Обозначенное здесь социально-профессиональное разделение нужно иметь в виду в дальнейшем, оно пригодится при погружении в образы «либерального», которые удалось реконструировать по делопроизводственной переписке политической полиции.

1.3. Индивидуальные контексты: межличностные отношения

Важные для эффективной работы всего государственного аппарата Российской империи личные взаимоотношения[280 - Типичная цитата – бессарабский губернатор С.Д. Урусов писал о своих отношениях с прокурором местного суда В.Н. Горемыкиным: «Мы действовали с ним всегда дружно, часто сходясь для переговоров по тем вопросам, в которых губернатор и прокурор имеют какое-либо соприкосновение. Не знаю, обменялись ли мы с ним за время совместной службы тремя бумагами, но зато редко проходило три дня без того, чтобы мы не обсуждали вдвоем какого-нибудь служебного вопроса». Урусов С.Д. Записки губернатора. Кишинев, 1903–1904 гг. С. 171. О роли каналов коммуникаций в формальной организации, каковой была политическая полиция, см.: Пригожин А.И. Организация формальная // Социология. Словарь-справочник. Т. 1. М., 1990. С. 78; Реент Ю.А. Общая и политическая полиция России. С. 26.] приобретали особое значение внутри системы политического сыска – в силу специфики деятельности доверие людей к получаемой друг от друга информации часто оказывалось ключевым фактором коммуникации, в процессе которой вырабатывалось и единое восприятие, и общий язык для описания объектов наблюдения. В то же время это не означает какого-либо единства в этом языке – коммуникативная сеть (точнее – сети) была достаточно множественной, при этом многие знали друг друга лично по совместной учебе, работе, через родственные связи либо по рассказам сослуживцев[281 - См., например: Урусов С.Д. Записки губернатора. С. 372; Мартынов А.П. Моя служба в Отдельном корпусе жандармов. С. 62, 72, 116, 120, 134, 186, 194, 205, 221, 276–277, 281, 284, 289–292, 295, 303–305, 363 и др.; Герасимов А.В. На лезвии с террористами // Охранка. Воспоминания руководителей политического сыска. М., 2004. Т. 2. С. 141; Из истории либерализма на Ярославской земле. М.–Ярославль, 2007. С. 43.].
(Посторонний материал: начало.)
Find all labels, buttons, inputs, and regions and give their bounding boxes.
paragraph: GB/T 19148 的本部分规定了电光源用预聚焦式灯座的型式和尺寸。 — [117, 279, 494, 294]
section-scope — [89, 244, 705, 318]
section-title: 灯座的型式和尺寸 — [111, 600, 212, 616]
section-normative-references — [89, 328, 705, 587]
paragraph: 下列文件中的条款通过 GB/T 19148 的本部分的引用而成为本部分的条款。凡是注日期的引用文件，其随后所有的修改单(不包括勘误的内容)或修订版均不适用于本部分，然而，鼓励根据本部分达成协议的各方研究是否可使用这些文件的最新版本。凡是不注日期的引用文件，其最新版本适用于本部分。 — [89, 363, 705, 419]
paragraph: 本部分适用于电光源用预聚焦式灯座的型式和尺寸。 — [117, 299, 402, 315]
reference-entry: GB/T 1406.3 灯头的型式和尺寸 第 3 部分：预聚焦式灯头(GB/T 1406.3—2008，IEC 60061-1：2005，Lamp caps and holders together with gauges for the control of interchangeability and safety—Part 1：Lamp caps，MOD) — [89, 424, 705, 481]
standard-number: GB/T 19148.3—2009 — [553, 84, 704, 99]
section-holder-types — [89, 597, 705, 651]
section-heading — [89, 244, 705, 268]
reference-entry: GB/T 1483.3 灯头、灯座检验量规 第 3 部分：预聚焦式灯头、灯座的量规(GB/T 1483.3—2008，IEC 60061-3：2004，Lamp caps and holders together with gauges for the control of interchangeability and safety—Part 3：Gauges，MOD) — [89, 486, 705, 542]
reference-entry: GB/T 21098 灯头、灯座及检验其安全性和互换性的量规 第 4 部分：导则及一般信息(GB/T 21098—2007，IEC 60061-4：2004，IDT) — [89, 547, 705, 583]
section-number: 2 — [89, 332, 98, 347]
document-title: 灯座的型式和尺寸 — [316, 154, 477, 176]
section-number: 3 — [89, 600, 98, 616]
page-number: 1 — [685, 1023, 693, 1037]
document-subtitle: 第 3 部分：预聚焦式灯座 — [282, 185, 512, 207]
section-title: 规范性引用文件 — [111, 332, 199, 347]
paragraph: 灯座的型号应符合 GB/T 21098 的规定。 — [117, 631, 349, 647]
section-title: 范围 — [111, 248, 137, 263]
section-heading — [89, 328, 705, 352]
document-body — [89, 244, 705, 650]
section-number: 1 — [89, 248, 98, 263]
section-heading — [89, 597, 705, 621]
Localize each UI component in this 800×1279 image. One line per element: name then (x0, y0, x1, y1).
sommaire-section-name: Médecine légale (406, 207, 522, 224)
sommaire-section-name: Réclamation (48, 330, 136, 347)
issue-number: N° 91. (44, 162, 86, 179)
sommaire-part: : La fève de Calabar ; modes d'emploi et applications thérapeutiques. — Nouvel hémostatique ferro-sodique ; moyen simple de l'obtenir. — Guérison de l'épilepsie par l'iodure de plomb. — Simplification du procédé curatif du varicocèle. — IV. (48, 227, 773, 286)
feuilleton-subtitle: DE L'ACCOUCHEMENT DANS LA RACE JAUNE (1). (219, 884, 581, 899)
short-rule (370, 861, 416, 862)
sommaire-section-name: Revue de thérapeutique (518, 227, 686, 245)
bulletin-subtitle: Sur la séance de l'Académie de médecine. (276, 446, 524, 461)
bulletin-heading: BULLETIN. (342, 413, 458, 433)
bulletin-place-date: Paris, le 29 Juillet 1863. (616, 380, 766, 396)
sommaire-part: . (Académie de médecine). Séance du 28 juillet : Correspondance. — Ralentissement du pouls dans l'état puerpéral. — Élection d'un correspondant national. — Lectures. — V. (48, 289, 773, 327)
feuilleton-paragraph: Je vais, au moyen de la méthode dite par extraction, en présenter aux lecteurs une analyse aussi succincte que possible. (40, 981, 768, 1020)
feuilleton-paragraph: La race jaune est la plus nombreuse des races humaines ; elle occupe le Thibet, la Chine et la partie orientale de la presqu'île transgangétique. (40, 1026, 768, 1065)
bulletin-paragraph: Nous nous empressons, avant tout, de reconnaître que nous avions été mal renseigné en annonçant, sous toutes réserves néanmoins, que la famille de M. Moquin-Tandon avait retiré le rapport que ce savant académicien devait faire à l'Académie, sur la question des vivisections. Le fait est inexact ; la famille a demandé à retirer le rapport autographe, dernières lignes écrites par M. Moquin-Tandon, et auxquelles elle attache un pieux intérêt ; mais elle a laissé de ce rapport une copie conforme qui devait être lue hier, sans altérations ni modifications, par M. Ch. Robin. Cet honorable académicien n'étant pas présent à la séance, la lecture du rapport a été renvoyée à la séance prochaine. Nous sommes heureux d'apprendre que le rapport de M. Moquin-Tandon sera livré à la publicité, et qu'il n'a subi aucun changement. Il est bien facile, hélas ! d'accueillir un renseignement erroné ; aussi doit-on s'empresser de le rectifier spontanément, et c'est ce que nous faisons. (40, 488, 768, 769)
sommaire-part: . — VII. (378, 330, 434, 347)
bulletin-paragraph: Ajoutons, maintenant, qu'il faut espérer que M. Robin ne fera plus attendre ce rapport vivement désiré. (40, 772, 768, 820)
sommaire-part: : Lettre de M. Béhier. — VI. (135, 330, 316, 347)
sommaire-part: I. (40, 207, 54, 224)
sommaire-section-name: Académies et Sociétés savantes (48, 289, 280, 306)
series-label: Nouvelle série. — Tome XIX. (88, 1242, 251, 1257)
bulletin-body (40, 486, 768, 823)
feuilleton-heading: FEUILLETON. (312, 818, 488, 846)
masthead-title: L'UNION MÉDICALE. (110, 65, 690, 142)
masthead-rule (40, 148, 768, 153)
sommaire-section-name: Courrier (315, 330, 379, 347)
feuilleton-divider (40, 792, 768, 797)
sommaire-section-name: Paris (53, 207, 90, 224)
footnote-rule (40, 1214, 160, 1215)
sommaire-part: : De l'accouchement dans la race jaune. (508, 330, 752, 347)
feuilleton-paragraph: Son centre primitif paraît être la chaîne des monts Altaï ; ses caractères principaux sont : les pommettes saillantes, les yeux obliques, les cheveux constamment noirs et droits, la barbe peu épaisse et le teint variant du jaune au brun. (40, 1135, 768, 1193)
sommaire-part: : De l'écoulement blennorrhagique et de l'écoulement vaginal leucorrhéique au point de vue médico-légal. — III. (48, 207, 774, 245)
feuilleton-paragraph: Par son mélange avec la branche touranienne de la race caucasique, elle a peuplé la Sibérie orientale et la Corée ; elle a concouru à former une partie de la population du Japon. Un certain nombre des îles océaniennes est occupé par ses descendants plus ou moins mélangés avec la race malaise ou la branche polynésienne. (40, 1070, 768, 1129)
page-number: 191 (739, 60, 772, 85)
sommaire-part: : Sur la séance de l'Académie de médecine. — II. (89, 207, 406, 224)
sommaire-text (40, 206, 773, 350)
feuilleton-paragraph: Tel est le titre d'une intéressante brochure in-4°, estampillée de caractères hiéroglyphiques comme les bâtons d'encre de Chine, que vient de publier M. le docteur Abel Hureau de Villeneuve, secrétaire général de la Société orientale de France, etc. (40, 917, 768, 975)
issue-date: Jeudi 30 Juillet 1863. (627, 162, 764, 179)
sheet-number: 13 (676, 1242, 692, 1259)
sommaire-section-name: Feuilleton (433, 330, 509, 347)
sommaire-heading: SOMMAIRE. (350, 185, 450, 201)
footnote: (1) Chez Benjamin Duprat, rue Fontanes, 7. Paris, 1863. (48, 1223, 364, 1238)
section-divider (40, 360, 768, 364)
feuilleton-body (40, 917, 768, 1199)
В немалой степени формированию и функционированию разветвленной и в то же время ограниченной коммуникативной сети способствовала кадровая политика применительно к ГЖУ и охранным отделениям, с характерной для нее постоянной географической ротацией кадров. Стандартную карьеру жандармского офицера можно представить на примере служебной биографии И.Д. Волкова: адъютанта Виленского управления (1882–1888), помощника начальников Витебского и Санкт-Петербургского ГЖУ (1888–1898), начальника Тверского (1899), Витебского (1900–1901), Екатеринославского (1902), Лифляндского (1903– 1914) и Петроградского (1915–1917) ГЖУ. Типично в этом плане Томское ГЖУ: за 36 лет его возглавляло 13 человек, из них только один (С.А. Романов, 1903–1908) руководил им в течение 5 лет[282 - Дорохов В.Г. Политический сыск в Томской губернии. С. 51.]. В целом жандарм, опекаемый Отдельным корпусом жандармов, уходил со службы преимущественно в пожилом возрасте, на пенсию (увольнения были редкостью, обычно неспособных жандармов «ссылали» в более далекие от центра губернии[283 - Мартынов А.П. Моя служба в Отдельном корпусе жандармов. С. 174–176, 213, 233.]), прослужив во многих губерниях и проработав с различными людьми.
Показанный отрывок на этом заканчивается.